His funeral was attended by Youth and Sports Minister Roy Suryo. The minister expressed his hope that young athletes could learn from the spirit shown by Sarengat, who was once the private physician of former vice president Sri Sultan Hamengkubuwono IX and former foreign minister Adam Malik.
'He was someone we can be proud of and he became a role model not only for athletes, but also for all Indonesian people. His record, which stood [nationally] for more than 20 years, showed how much dedication he put into track-and-field,' Roy said Tuesday, as quoted by Antara newswire.
Sarengat set the first Asian Games record in the 100-meter course after clocking 10.4 seconds and afterwards set a 14.3-second record in the 110-meter hurdles in the 1962 Asian Games in Jakarta, where Indonesia finished second in the medal tally after the overall champion Japan.
Sarengat's record in the 100-meter sprint was toppled by Purnomo in 1984, while M. Prayogo broke his record in the 110-meter hurdles in 1982.
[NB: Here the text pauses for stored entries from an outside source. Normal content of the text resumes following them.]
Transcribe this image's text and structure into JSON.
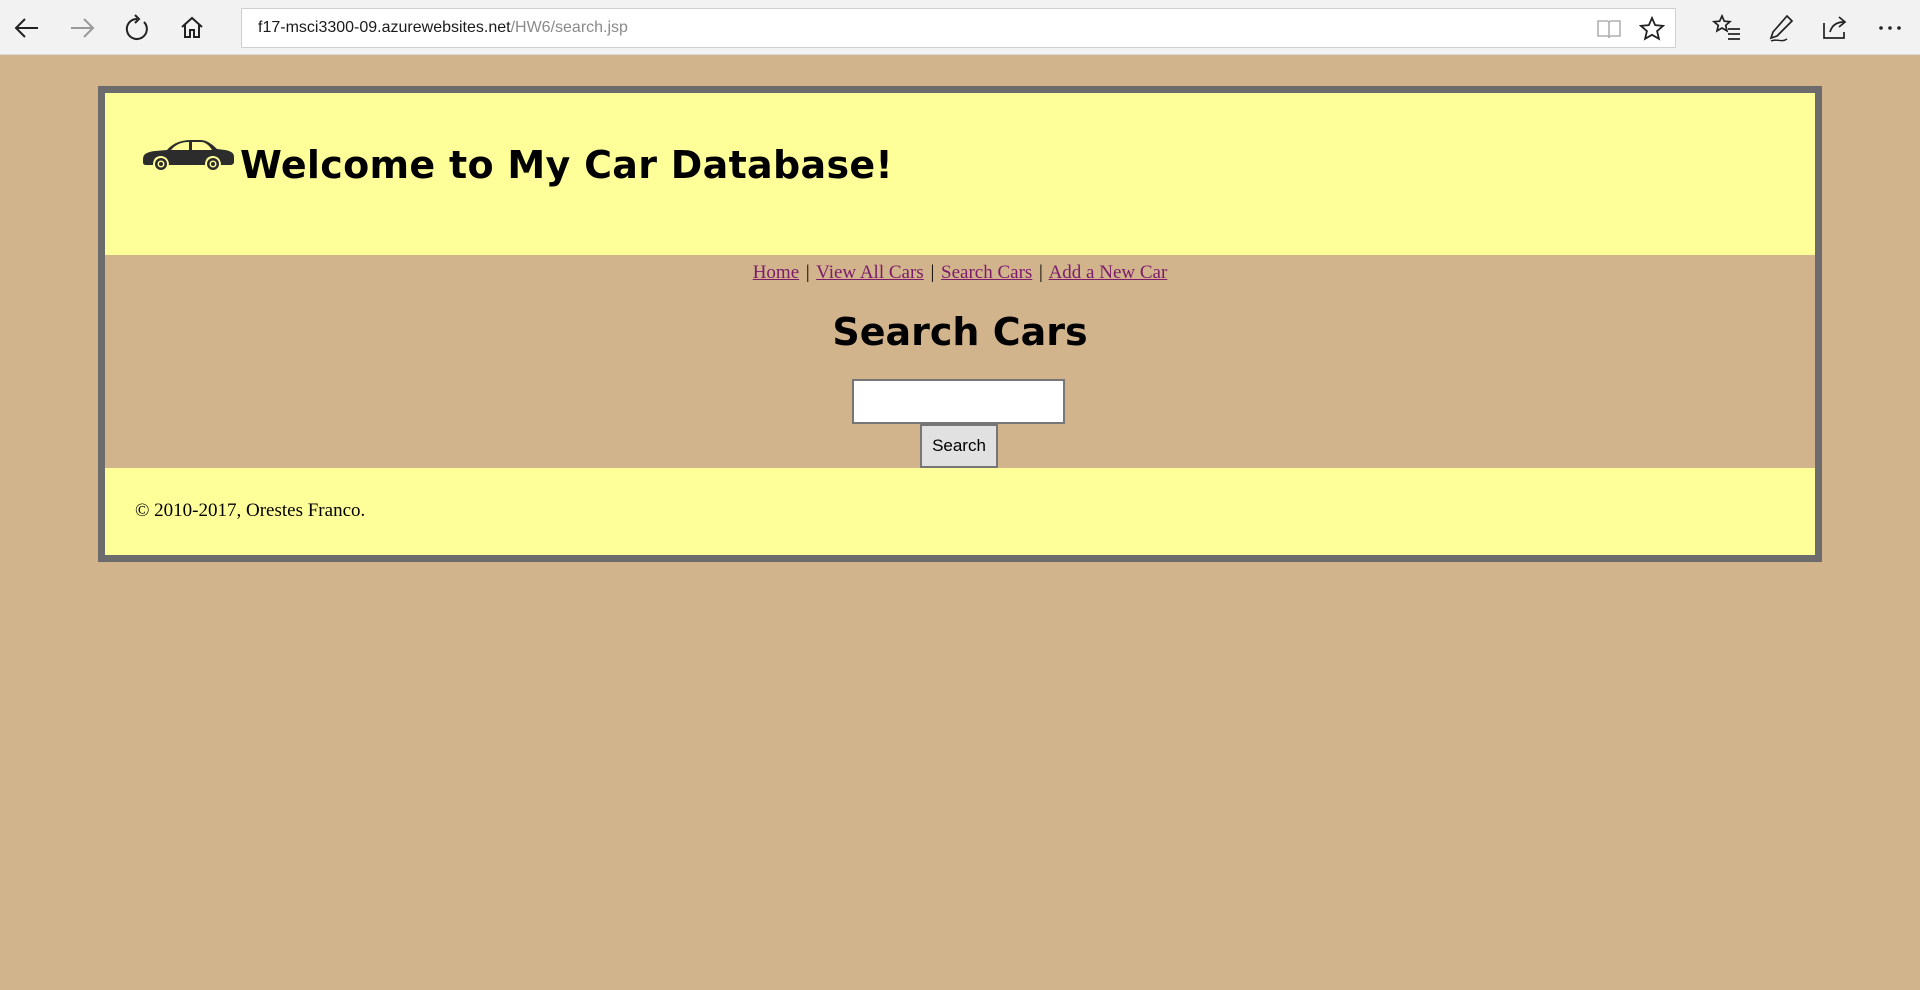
{
  "browser": {
    "url_host": "f17-msci3300-09.azurewebsites.net",
    "url_path": "/HW6/search.jsp",
    "icons": {
      "back": "back-arrow-icon",
      "forward": "forward-arrow-icon",
      "refresh": "refresh-icon",
      "home": "home-icon",
      "reading_view": "reading-view-icon",
      "favorite": "star-icon",
      "favorites_hub": "favorites-list-icon",
      "notes": "pen-icon",
      "share": "share-icon",
      "more": "more-icon"
    }
  },
  "header": {
    "title": "Welcome to My Car Database!",
    "logo_icon": "car-icon"
  },
  "nav": {
    "items": [
      {
        "label": "Home"
      },
      {
        "label": "View All Cars"
      },
      {
        "label": "Search Cars"
      },
      {
        "label": "Add a New Car"
      }
    ],
    "separator": "|"
  },
  "main": {
    "heading": "Search Cars",
    "search_value": "",
    "search_button_label": "Search"
  },
  "footer": {
    "copyright": "© 2010-2017, Orestes Franco."
  },
  "colors": {
    "page_background": "#d2b48c",
    "header_background": "#ffff99",
    "frame_border": "#6c6c6c",
    "link": "#7b1a6b"
  }
}
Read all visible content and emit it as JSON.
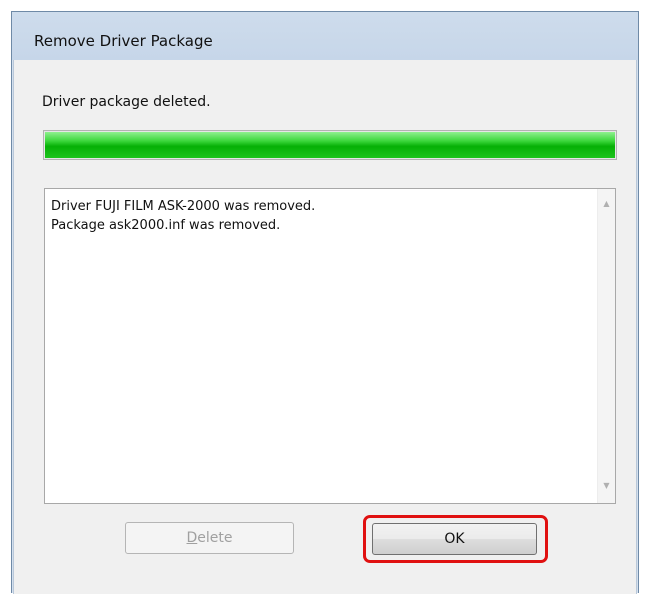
{
  "window": {
    "title": "Remove Driver Package"
  },
  "status": {
    "text": "Driver package deleted."
  },
  "progress": {
    "percent": 100,
    "color": "#06b006"
  },
  "log": {
    "lines": [
      "Driver FUJI FILM ASK-2000 was removed.",
      "Package ask2000.inf was removed."
    ],
    "scroll_up_icon": "scroll-up-arrow",
    "scroll_down_icon": "scroll-down-arrow"
  },
  "buttons": {
    "delete_first": "D",
    "delete_rest": "elete",
    "delete_enabled": false,
    "ok_label": "OK"
  },
  "annotation": {
    "highlight_color": "#e01010",
    "target": "ok-button"
  }
}
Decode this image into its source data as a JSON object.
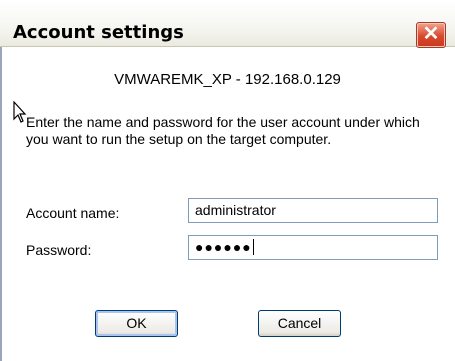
{
  "window": {
    "title": "Account settings",
    "close_glyph": "✕"
  },
  "host_label": "VMWAREMK_XP - 192.168.0.129",
  "instructions": "Enter the name and password for the user account under which you want to run the setup on the target computer.",
  "account_name": {
    "label": "Account name:",
    "value": "administrator"
  },
  "password": {
    "label": "Password:",
    "masked_value": "●●●●●●"
  },
  "buttons": {
    "ok": "OK",
    "cancel": "Cancel"
  },
  "colors": {
    "close_button": "#d9492e",
    "field_border": "#7f9db9",
    "button_border": "#003c74"
  }
}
Born on Oct. 26, 1940 in Kedunguter, Banyumas, Central Java, Sarengat decided to move to Surabaya, East Java, after he finished junior high school in Batang, where he had spent most of his childhood.
He joined the Surabaya's Athletic Fans Association while studying at the Wijayakusuma II senior high school.
He failed the final senior high school test twice and decided to move to Jakarta to stay with his uncle Mursanyoto, who was a goal keeper for the national soccer team.
Sarengat, who was known for his speed in running, decided to participate in the selection process to join the Indonesian Athletic Association (PASI) training center, which resulted in him collecting two gold medals out of a total 11 in the Asian Games.
A soccer stadium built in Batang in 1974, which is now home to Persibat Batang, was named after him to honor his merit.
Sarengat was survived by his wife Nani Sarengat and three children, namely Meidy Sarengat, Sari Sarengat and Andung Sarengat.